Optimization principle in radioembolization procedures

Liver radioembolization is a promising locoregional therapeutic option that has been approved using medical devices. It consists of the permanent implantation of radioactive microspheres under angiographic guidance. Because of the absence of biological clearance, dosimetry can be calculated with only one patient scan, in contrast to all other radiopharmaceuticals. As in external beam radiotherapy, simulation is possible using a nontherapeutic but radioactive biodegradable simulator (99mTc albumin macroaggregates). Radiation-induced toxicity to normal liver tissue is a considerable life-threatening risk associated with this treatment [20, 21]. Because dosimetry in liver radioembolization involves less work and this treatment is associated with an important risk, the number of centres in Europe currently adopting dosimetric planning of liver radioembolization is increasing (EANM survey 22]).

Garin et al. [23] make the following interesting comment about dosimetry in this field: “this type of powerful, pretherapeutic predictor of response and survival represents a clear advantage of radioembolization. This advantage is unfortunately not available with other therapeutic approaches used for liver cancer, such as chemotherapy, biotherapy, or chemoembolization”. This “clear advantage”, available in general with photon-emitting agents, is obviously not taken advantage of if a nondosimetry based posology is adopted.
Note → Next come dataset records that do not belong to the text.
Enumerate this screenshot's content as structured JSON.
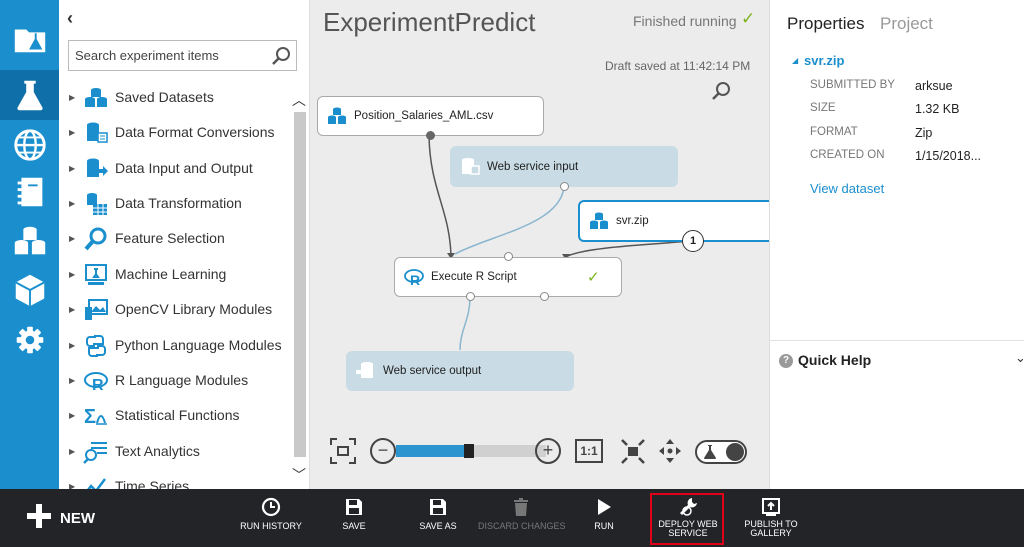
{
  "rail": {
    "items": [
      {
        "name": "projects",
        "icon": "folder-flask-icon"
      },
      {
        "name": "experiments",
        "icon": "flask-icon",
        "active": true
      },
      {
        "name": "web-services",
        "icon": "globe-icon"
      },
      {
        "name": "notebooks",
        "icon": "notebook-icon"
      },
      {
        "name": "datasets",
        "icon": "datasets-icon"
      },
      {
        "name": "trained-models",
        "icon": "cube-icon"
      },
      {
        "name": "settings",
        "icon": "gear-icon"
      }
    ]
  },
  "palette": {
    "search_placeholder": "Search experiment items",
    "items": [
      {
        "label": "Saved Datasets",
        "icon": "datasets-icon"
      },
      {
        "label": "Data Format Conversions",
        "icon": "data-convert-icon"
      },
      {
        "label": "Data Input and Output",
        "icon": "data-io-icon"
      },
      {
        "label": "Data Transformation",
        "icon": "data-transform-icon"
      },
      {
        "label": "Feature Selection",
        "icon": "feature-selection-icon"
      },
      {
        "label": "Machine Learning",
        "icon": "machine-learning-icon"
      },
      {
        "label": "OpenCV Library Modules",
        "icon": "opencv-icon"
      },
      {
        "label": "Python Language Modules",
        "icon": "python-icon"
      },
      {
        "label": "R Language Modules",
        "icon": "r-language-icon"
      },
      {
        "label": "Statistical Functions",
        "icon": "statistics-icon"
      },
      {
        "label": "Text Analytics",
        "icon": "text-analytics-icon"
      },
      {
        "label": "Time Series",
        "icon": "time-series-icon"
      }
    ]
  },
  "canvas": {
    "title": "ExperimentPredict",
    "status": "Finished running",
    "draft_saved": "Draft saved at 11:42:14 PM",
    "nodes": {
      "csv": "Position_Salaries_AML.csv",
      "ws_input": "Web service input",
      "svr": "svr.zip",
      "rscript": "Execute R Script",
      "ws_output": "Web service output"
    },
    "connection_badge": "1",
    "zoom_level": 0.45,
    "zoom_11_label": "1:1",
    "zoom_minus": "−",
    "zoom_plus": "+"
  },
  "properties": {
    "tabs": [
      "Properties",
      "Project"
    ],
    "dataset_name": "svr.zip",
    "fields": [
      {
        "key": "SUBMITTED BY",
        "value": "arksue"
      },
      {
        "key": "SIZE",
        "value": "1.32 KB"
      },
      {
        "key": "FORMAT",
        "value": "Zip"
      },
      {
        "key": "CREATED ON",
        "value": "1/15/2018..."
      }
    ],
    "view_dataset": "View dataset",
    "quick_help": "Quick Help"
  },
  "toolbar": {
    "new_label": "NEW",
    "buttons": [
      {
        "label": "RUN HISTORY",
        "icon": "clock-icon",
        "disabled": false
      },
      {
        "label": "SAVE",
        "icon": "save-icon",
        "disabled": false
      },
      {
        "label": "SAVE AS",
        "icon": "save-as-icon",
        "disabled": false
      },
      {
        "label": "DISCARD CHANGES",
        "icon": "trash-icon",
        "disabled": true
      },
      {
        "label": "RUN",
        "icon": "play-icon",
        "disabled": false
      },
      {
        "label": "DEPLOY WEB SERVICE",
        "line1": "DEPLOY WEB",
        "line2": "SERVICE",
        "icon": "deploy-icon",
        "disabled": false
      },
      {
        "label": "PUBLISH TO GALLERY",
        "line1": "PUBLISH TO",
        "line2": "GALLERY",
        "icon": "publish-icon",
        "disabled": false
      }
    ]
  },
  "colors": {
    "rail": "#1b8fce",
    "rail_active": "#0f6fa8",
    "canvas": "#ececec",
    "toolbar": "#222428",
    "success": "#7ab51d",
    "highlight": "#e0001a"
  }
}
Tong et al. [24] make important additional remarks about nuclear medicine therapy in general: “… therapeutic radiopharmaceuticals exert their biological response primarily by the deterministic effect of radiation, … Any studies demonstrating apparent safety in spite of empirical or semi-empirical methods only leads to the logical conclusion that these methods have a conservative tendency to underdose, sacrificing efficacy for safety. … The modern era of personalized medicine demands the measurement of patient-specific biophysical parameters to individualize treatment so as to maximize the desired effect while minimizing toxicity”.

Interestingly, for the first time in the history of nuclear medicine therapy, all the companies supplying radiolabelled microspheres for liver radioembolization are making substantial efforts to optimize the treatment with dosimetry [25, 26] (https://www.btg-im.com/en-GB/Simplicit90Y/Home).

The regulatory agency responsibility for the conflict between optimization and posology

Nuclear medicine therapy is performed using radiopharmaceuticals or radioactive medical devices with the unique option of performing patient-specific treatment. The “pharmaceutical” or “drug” (medical device) properties of these agents are generally well acknowledged legally, and are carefully observed for the registration process. However, their radioactive nature is paradoxically neglected, despite this being their main mechanism of action [24]. The radiation mechanism clearly indicates that they belong to the field of radiotherapy (definition 81 in Directive 2013/59).

When regulatory agencies accept posology based only on fixed administrations, for instance as fixed activities and a fixed number of cycles (177Lu DOTATATE), or a fixed activity per body mass (223Ra), in order to comply with the package insert, therapists may be prevented from basing their prescriptions on the individual patient absorbed dose. As a consequence, the application of the optimization principle (article 56) of radiotherapy is prevented. In other words, package inserts containing only nondosimetric posology force therapists into conflict with article 56.

We consider that the responsibility for this lies with the registration and health authorities, who should be well aware of the above arguments before licensing a nondosimetric posology, excluding the possibility of dosimetry-based optimization.

In the present situation, where internal dosimetry is still not fully applied, we propose that the package insert of any radioactive agent for therapy should indicate, in parallel with conventional posology, a dosimetry-based administration undertaken under the full responsibility of the therapy team. Otherwise the optimization requirement will not be met for nuclear medicine therapy. A complete quality assurance programme should be in place to ensure accurate delivery of any prescribed treatment.